Would access to a spiritual advisor be online at the time when one fills out the directive, or will it be in person?

Will patients' primary providers be notified after this is completed so that they know that it is in the record at that time, or will they find it at a subsequent appointment?

Good luck developing this!  Great idea!

Photo of Doug Wilson

Thanks Bettina! I'm interested in how you imagine this, because I think I envision it differently. I see it working like this: you choose the language and a picture the person you feel most comfortable with, and then the program guides you through  using videos of that person to explain each question if desired. So it's always available.
I see the site saving information as you go, so that you can drop off at any time and come back to it if desired. You should be able to go on and skip the surrogate part. Some people don't want to name a surrogate, right?
Your idea about a video for the surrogates is great! We have a video the user can click on to learn more about choosing a surrogate, but haven't made one yet to help the surrogate. We were just chatting about how emotionally charged it could be to get an email with an AD, and how we need to find a way to make it gentle. We're thinking about building in a delay to make sure the emails go out in the evening the next day, so that people have a chance to call their surrogates if they wish.
In my experience much of the surrogate trauma is caused by poorly crafted AD's that don't give much direction to the surrogate, and didn't start conversations. When people have been clear about their wishes I see surrogates experiencing much less stress.
Push notifications on B-day as a gift to family???? Brilliant! I'd envisioned just sending them before an annual physical or routine doc visit, but your idea is much better :) 
We're doing these AD gatherings currently with the notary present, and they are good but we aren't getting the work done at the population level this way. I hear online notarization is coming...

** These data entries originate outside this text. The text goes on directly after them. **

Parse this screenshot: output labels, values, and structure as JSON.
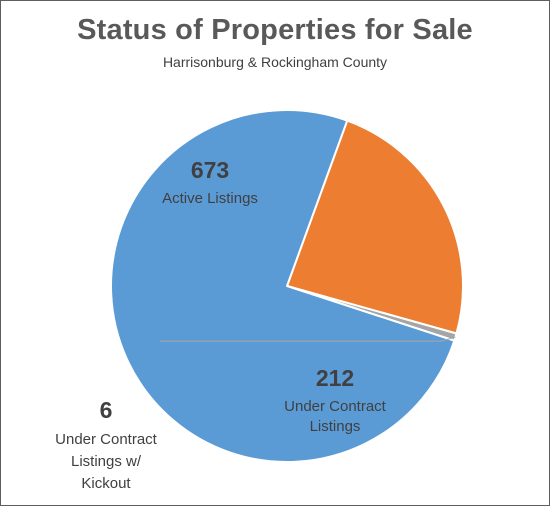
{
  "chart_data": {
    "type": "pie",
    "title": "Status of Properties for Sale",
    "subtitle": "Harrisonburg & Rockingham County",
    "start_angle_deg": 20,
    "direction": "clockwise",
    "slices": [
      {
        "label": "Under Contract Listings",
        "label_lines": [
          "Under Contract",
          "Listings"
        ],
        "value": 212,
        "color": "#ED7D31"
      },
      {
        "label": "Under Contract Listings w/ Kickout",
        "label_lines": [
          "Under Contract",
          "Listings w/",
          "Kickout"
        ],
        "value": 6,
        "color": "#A5A5A5"
      },
      {
        "label": "Active Listings",
        "label_lines": [
          "Active Listings"
        ],
        "value": 673,
        "color": "#5B9BD5"
      }
    ],
    "legend": "none",
    "data_labels": "value and category"
  }
}
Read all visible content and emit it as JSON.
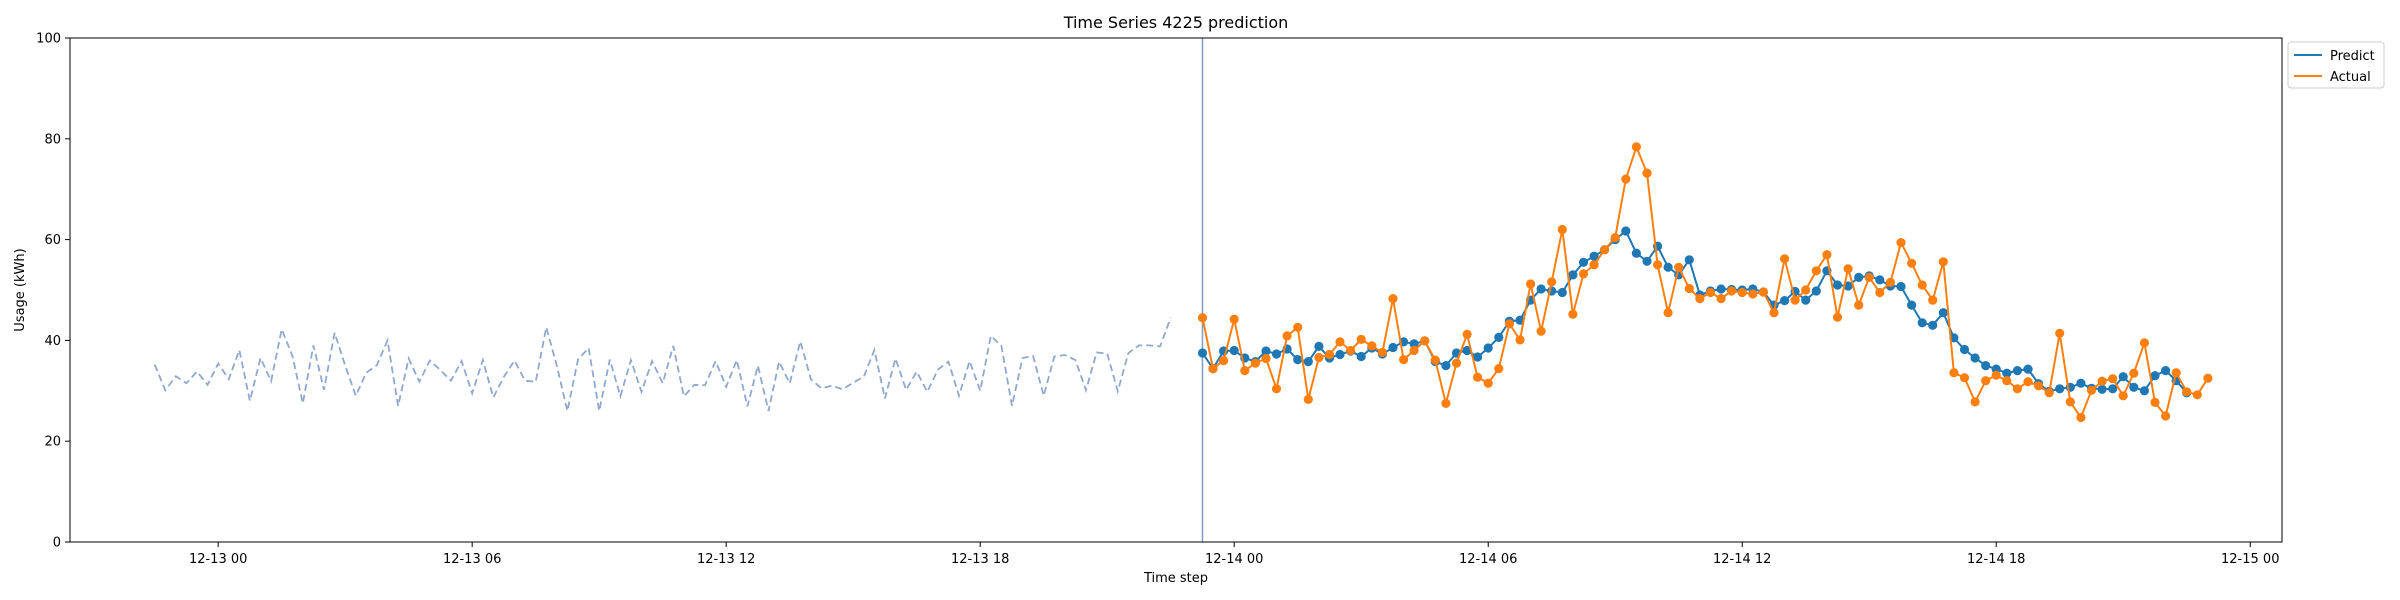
{
  "chart_data": {
    "type": "line",
    "title": "Time Series 4225 prediction",
    "xlabel": "Time step",
    "ylabel": "Usage (kWh)",
    "xlim": [
      "2025-12-12T20:30",
      "2025-12-15T00:45"
    ],
    "ylim": [
      0,
      100
    ],
    "yticks": [
      0,
      20,
      40,
      60,
      80,
      100
    ],
    "xticks": [
      {
        "t": "2025-12-13T00:00",
        "label": "12-13 00"
      },
      {
        "t": "2025-12-13T06:00",
        "label": "12-13 06"
      },
      {
        "t": "2025-12-13T12:00",
        "label": "12-13 12"
      },
      {
        "t": "2025-12-13T18:00",
        "label": "12-13 18"
      },
      {
        "t": "2025-12-14T00:00",
        "label": "12-14 00"
      },
      {
        "t": "2025-12-14T06:00",
        "label": "12-14 06"
      },
      {
        "t": "2025-12-14T12:00",
        "label": "12-14 12"
      },
      {
        "t": "2025-12-14T18:00",
        "label": "12-14 18"
      },
      {
        "t": "2025-12-15T00:00",
        "label": "12-15 00"
      }
    ],
    "grid": false,
    "legend_position": "outside-top-right",
    "forecast_start": "2025-12-13T23:15",
    "history": {
      "start": "2025-12-12T22:30",
      "step_minutes": 15,
      "color": "#8ea8cf",
      "values": [
        35.2,
        30.1,
        32.9,
        31.5,
        33.8,
        31.2,
        35.4,
        32.3,
        38.1,
        28.0,
        36.5,
        31.9,
        42.2,
        37.0,
        27.5,
        39.0,
        30.2,
        41.5,
        35.0,
        29.0,
        33.6,
        35.1,
        40.0,
        27.0,
        36.4,
        31.8,
        36.0,
        34.1,
        32.0,
        35.9,
        29.5,
        36.1,
        28.7,
        32.8,
        36.0,
        32.0,
        31.8,
        42.6,
        34.9,
        26.0,
        36.2,
        38.5,
        26.0,
        36.2,
        28.9,
        36.1,
        29.8,
        35.9,
        31.5,
        38.9,
        28.9,
        31.2,
        31.1,
        35.9,
        30.8,
        36.1,
        26.9,
        35.0,
        26.0,
        35.8,
        31.5,
        39.8,
        32.3,
        30.5,
        31.0,
        30.3,
        31.6,
        32.8,
        38.1,
        28.5,
        36.4,
        30.2,
        33.8,
        29.8,
        34.2,
        35.8,
        29.0,
        35.9,
        30.0,
        40.9,
        38.9,
        27.0,
        36.5,
        36.9,
        29.0,
        36.8,
        37.1,
        36.1,
        30.1,
        37.6,
        37.4,
        29.9,
        37.5,
        39.0,
        39.0,
        38.8,
        44.5
      ]
    },
    "series": [
      {
        "name": "Predict",
        "color": "#1f77b4",
        "start": "2025-12-13T23:15",
        "step_minutes": 15,
        "values": [
          37.5,
          34.4,
          37.9,
          38.0,
          36.5,
          35.8,
          37.9,
          37.3,
          38.3,
          36.2,
          35.8,
          38.8,
          36.5,
          37.2,
          37.9,
          36.8,
          38.5,
          37.3,
          38.6,
          39.7,
          39.3,
          39.9,
          35.8,
          35.0,
          37.5,
          38.0,
          36.7,
          38.5,
          40.6,
          43.8,
          44.0,
          48.0,
          50.2,
          49.8,
          49.5,
          53.0,
          55.5,
          56.7,
          58.0,
          60.0,
          61.7,
          57.3,
          55.7,
          58.7,
          54.5,
          53.0,
          56.0,
          49.0,
          49.8,
          50.2,
          50.1,
          50.0,
          50.2,
          49.6,
          47.0,
          47.9,
          49.7,
          48.0,
          49.8,
          53.8,
          51.0,
          50.8,
          52.5,
          52.8,
          52.0,
          50.8,
          50.7,
          47.0,
          43.5,
          43.0,
          45.5,
          40.5,
          38.2,
          36.5,
          35.0,
          34.3,
          33.5,
          34.0,
          34.3,
          31.4,
          29.9,
          30.4,
          30.7,
          31.5,
          30.5,
          30.3,
          30.4,
          32.8,
          30.7,
          30.0,
          33.0,
          34.0,
          32.0,
          29.6
        ]
      },
      {
        "name": "Actual",
        "color": "#ff7f0e",
        "start": "2025-12-13T23:15",
        "step_minutes": 15,
        "values": [
          44.5,
          34.4,
          36.0,
          44.2,
          34.0,
          35.5,
          36.4,
          30.4,
          40.9,
          42.6,
          28.3,
          36.6,
          37.2,
          39.7,
          38.0,
          40.2,
          38.9,
          37.6,
          48.3,
          36.2,
          38.0,
          39.9,
          36.1,
          27.5,
          35.5,
          41.2,
          32.7,
          31.5,
          34.4,
          43.3,
          40.1,
          51.2,
          41.8,
          51.6,
          62.0,
          45.2,
          53.2,
          55.0,
          58.0,
          60.4,
          72.0,
          78.4,
          73.2,
          55.0,
          45.5,
          54.5,
          50.3,
          48.3,
          49.5,
          48.3,
          49.8,
          49.5,
          49.2,
          49.6,
          45.5,
          56.2,
          48.0,
          50.0,
          53.8,
          57.0,
          44.6,
          54.2,
          47.0,
          52.5,
          49.5,
          51.5,
          59.4,
          55.3,
          51.0,
          48.0,
          55.6,
          33.6,
          32.6,
          27.8,
          32.0,
          33.1,
          32.0,
          30.4,
          31.8,
          31.0,
          29.6,
          41.4,
          27.8,
          24.7,
          30.1,
          31.9,
          32.4,
          29.0,
          33.5,
          39.5,
          27.7,
          25.0,
          33.6,
          29.8,
          29.2,
          32.5
        ]
      }
    ]
  }
}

The Spiritual advisor I'd envisioned was just  a youtube video link to leaders in various traditions talking about ACP from the perspective of the tradition. 
As a primary provider who definitely suffered from "alert fatigue", I would say it would be better to just have it automatically go into the record.  I envision a little "ACP" link in the header that is greyed out until the person completes something at which time it becomes a hotlink out to the cloud-based repository.
I appreciate your feedback and creativity!

Photo of Scott Joy

For those in critical illness situations, it's important to explain the importance of making these decisions in a way that doesn't feel like your care providers have given up and believe the end is near.

Photo of Doug Wilson

I agree. My vision is for this information to become normally available for all adults.